Understanding portfolio investment entities (PIEs)
A portfolio investment entity (PIE) is a type of investment entity that may have tax advantages for you. That’s because it has special tax rules.
You could benefit from investing in a PIE because you’ll pay tax on any investment income based on your prescribed investor rate (PIR), instead of your personal income tax rate.^
A PIE that invests in New Zealand shares and certain Australian shares won’t be taxed on any capital gains (or losses) from those investments.^
The PIE rules may also provide advantages to some trustee investors.
Who can benefit from investing in a PIE
You may benefit from investing in a portfolio investment entity (PIE) if:
- you pay income tax at a rate of 30%, 33%, or 39%. That’s because the highest prescribed investor rate (PIR) is 28%.
- you’ve returned to the workforce following a period of being out of work for at least two years.
- you’ve had an increase in salary and, as a result, you’re now paying a higher rate of income tax.
- you’re a trust with a trustee tax rate of 33% or 39%, or a trust beneficiary on a 30%, 33%, or 39% income tax rate.
See our examples of how a PIE investment could benefit investors with different goals.
PIE Income and tax returns
When you invest in a portfolio investment entity (PIE), it’ll pay tax on your behalf, using the prescribed investor rate (PIR) you have provided.
PIE tax is generally a ‘final’ tax.

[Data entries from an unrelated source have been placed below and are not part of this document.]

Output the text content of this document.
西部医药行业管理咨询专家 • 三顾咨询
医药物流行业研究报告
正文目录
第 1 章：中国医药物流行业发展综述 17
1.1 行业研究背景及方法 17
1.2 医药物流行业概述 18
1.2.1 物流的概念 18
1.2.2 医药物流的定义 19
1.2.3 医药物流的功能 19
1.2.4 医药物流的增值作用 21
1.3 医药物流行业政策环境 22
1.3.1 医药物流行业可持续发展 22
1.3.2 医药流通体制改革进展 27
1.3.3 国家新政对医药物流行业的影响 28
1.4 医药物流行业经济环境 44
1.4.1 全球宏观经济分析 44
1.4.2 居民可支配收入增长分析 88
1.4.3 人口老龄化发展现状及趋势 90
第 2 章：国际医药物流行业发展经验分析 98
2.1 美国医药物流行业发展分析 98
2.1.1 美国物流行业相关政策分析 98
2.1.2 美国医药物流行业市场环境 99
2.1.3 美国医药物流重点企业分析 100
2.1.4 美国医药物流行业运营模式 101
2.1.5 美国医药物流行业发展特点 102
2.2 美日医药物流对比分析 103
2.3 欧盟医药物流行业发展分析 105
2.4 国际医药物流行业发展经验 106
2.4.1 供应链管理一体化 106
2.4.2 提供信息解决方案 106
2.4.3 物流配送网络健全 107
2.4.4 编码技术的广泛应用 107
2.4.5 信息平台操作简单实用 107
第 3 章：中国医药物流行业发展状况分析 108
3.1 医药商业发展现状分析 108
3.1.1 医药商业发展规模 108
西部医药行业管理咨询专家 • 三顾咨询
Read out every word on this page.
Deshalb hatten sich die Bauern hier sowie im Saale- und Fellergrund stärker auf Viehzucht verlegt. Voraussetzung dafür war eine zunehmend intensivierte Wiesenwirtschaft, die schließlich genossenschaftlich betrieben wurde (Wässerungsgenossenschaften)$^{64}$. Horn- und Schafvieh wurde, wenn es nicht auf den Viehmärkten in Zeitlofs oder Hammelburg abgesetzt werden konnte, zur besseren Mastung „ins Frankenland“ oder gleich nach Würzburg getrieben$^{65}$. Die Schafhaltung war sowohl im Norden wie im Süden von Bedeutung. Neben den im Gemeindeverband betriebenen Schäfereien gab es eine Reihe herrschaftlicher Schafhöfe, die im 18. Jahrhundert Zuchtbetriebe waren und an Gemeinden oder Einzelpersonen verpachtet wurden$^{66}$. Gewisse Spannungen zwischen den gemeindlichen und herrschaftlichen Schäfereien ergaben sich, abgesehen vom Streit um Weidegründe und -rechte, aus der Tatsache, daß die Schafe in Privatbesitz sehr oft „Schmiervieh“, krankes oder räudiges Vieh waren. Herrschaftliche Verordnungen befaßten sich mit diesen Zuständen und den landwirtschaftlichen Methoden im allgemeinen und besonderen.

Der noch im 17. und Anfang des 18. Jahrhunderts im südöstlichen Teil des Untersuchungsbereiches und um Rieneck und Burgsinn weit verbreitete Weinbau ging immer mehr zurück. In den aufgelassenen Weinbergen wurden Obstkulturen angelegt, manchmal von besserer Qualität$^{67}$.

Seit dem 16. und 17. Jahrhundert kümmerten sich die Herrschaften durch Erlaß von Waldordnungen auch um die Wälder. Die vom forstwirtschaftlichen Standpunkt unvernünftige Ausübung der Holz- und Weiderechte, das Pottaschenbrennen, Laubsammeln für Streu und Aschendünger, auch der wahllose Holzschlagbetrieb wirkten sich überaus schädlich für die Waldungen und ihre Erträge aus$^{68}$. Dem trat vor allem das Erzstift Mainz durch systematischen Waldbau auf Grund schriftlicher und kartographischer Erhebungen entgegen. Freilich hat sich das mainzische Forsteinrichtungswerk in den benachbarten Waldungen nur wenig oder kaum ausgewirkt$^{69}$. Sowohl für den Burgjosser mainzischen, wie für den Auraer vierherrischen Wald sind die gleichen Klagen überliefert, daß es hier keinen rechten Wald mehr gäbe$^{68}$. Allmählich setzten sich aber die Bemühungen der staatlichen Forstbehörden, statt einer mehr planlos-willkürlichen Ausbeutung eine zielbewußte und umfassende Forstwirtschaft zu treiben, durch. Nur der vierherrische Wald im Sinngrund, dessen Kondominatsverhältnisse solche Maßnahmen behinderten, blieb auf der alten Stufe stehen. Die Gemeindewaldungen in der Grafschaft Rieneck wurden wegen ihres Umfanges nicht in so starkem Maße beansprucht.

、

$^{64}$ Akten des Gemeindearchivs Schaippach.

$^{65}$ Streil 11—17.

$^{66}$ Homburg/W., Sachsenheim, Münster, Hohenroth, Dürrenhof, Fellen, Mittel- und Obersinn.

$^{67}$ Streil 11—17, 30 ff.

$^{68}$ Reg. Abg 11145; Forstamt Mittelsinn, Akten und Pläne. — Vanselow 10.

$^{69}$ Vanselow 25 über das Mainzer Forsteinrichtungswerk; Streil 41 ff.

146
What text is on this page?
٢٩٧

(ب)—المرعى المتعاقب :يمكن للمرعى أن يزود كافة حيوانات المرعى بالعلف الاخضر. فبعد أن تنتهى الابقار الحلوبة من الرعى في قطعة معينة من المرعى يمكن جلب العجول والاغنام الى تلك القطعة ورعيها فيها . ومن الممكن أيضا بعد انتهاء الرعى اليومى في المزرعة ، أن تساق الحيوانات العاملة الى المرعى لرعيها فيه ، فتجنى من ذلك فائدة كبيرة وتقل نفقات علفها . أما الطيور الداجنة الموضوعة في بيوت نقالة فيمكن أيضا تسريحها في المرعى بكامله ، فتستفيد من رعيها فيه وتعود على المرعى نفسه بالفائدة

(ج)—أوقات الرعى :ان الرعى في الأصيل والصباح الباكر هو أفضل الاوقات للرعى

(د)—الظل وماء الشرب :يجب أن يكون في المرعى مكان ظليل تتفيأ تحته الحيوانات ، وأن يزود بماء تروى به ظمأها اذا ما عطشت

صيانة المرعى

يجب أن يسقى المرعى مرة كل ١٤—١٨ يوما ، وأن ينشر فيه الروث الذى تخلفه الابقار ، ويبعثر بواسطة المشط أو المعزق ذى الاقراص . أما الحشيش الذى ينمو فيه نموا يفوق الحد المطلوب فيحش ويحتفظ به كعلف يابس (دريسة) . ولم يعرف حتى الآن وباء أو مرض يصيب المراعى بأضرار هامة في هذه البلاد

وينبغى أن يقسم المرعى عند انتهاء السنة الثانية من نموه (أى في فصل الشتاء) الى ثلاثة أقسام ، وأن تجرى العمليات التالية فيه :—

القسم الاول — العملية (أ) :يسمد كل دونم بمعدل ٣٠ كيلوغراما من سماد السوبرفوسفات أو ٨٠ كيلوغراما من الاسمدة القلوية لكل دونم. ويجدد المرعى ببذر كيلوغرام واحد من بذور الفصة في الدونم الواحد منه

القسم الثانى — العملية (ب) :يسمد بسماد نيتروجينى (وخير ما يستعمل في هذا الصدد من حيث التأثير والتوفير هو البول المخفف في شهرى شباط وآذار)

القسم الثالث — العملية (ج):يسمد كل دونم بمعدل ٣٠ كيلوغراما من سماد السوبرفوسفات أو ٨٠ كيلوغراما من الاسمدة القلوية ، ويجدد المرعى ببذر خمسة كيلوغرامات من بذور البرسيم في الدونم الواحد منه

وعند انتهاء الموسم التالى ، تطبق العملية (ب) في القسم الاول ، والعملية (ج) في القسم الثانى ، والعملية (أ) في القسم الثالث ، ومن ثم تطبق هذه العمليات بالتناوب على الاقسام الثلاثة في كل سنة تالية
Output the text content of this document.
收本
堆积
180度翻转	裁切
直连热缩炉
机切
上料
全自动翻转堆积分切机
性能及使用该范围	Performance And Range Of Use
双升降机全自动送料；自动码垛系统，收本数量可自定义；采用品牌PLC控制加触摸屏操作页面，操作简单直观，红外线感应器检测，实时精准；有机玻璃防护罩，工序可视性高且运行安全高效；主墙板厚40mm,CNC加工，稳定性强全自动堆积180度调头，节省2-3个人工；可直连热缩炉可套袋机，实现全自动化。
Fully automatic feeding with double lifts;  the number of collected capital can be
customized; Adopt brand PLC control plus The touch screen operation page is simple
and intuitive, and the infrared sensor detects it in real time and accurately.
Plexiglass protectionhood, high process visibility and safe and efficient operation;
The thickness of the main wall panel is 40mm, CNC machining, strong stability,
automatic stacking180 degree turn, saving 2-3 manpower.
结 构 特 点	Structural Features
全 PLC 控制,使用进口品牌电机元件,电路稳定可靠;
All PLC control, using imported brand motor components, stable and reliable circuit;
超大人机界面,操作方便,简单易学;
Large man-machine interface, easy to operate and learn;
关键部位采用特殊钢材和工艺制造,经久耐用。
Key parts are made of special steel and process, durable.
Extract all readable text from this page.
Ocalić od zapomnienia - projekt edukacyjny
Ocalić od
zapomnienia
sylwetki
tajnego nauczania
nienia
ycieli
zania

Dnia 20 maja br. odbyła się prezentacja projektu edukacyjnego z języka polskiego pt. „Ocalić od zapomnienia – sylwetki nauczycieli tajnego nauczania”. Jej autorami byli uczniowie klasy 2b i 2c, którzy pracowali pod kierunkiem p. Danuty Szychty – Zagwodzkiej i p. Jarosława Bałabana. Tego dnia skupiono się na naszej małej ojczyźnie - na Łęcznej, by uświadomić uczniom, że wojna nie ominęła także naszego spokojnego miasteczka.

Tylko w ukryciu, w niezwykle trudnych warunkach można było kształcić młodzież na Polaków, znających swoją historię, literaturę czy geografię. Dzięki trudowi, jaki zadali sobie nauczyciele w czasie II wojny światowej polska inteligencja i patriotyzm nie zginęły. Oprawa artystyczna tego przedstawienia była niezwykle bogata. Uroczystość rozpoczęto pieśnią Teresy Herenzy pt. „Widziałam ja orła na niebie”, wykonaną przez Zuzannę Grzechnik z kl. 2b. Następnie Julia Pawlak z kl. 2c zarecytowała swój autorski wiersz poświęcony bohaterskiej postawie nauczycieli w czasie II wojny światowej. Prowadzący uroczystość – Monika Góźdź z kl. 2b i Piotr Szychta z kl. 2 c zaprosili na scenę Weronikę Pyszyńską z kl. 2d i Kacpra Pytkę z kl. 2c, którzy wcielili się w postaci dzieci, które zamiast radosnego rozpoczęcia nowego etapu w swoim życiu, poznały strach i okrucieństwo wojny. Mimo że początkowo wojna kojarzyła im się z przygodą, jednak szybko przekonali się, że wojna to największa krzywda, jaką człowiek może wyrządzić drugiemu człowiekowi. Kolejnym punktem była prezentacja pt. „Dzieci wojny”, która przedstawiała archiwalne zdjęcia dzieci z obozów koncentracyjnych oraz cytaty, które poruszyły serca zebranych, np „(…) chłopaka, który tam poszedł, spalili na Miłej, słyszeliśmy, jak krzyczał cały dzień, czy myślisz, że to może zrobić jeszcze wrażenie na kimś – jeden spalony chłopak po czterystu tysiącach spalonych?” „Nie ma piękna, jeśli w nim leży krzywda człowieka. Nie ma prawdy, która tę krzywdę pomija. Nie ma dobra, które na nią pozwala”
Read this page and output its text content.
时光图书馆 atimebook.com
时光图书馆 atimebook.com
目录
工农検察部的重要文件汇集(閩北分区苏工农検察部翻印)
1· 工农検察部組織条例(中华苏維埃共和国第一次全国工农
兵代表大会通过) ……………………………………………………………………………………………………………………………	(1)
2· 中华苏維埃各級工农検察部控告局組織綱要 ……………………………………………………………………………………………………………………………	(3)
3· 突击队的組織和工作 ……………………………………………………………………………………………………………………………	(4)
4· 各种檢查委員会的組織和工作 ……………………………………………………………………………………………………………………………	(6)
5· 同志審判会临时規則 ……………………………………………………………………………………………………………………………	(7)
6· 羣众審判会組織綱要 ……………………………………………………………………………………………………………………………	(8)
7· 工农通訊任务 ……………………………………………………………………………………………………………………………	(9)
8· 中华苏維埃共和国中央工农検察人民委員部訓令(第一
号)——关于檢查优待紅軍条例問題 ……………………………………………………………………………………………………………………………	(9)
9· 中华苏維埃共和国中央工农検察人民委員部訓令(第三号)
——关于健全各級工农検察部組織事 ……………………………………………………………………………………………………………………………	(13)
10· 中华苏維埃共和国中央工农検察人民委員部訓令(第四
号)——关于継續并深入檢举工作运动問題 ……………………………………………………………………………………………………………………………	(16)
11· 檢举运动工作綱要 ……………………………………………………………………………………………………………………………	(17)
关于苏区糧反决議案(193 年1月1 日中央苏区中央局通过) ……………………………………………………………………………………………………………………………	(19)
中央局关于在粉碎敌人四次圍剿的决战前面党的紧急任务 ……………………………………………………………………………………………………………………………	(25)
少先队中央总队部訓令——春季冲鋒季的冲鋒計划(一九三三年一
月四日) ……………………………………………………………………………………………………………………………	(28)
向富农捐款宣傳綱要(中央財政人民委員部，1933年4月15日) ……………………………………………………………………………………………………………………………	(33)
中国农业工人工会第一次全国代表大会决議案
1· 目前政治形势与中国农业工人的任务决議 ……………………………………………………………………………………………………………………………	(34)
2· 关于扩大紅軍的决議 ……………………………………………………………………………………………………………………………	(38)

This means you don’t have to include your PIE taxable income in your income tax return – as long as you’ve provided the correct PIR. If you’ve provided the correct rate, your PIE tax liability (either at the end of the year or at the time of a taxable event like a withdrawal) will be taken care of.
However, if you understate your PIR, you will have to complete an income tax return to make up any tax shortfall (which you’ll need to pay at your personal income tax rate).
It’s important to check your PIR regularly and to notify us of any changes.
Important: The information on this page is general in nature and does not constitute specific tax advice to any person. We recommend you obtain independent tax advice for your own circumstances. Neither BNZ Investment Services Limited nor any other person accepts any liability for the use of, or reliance on, this information.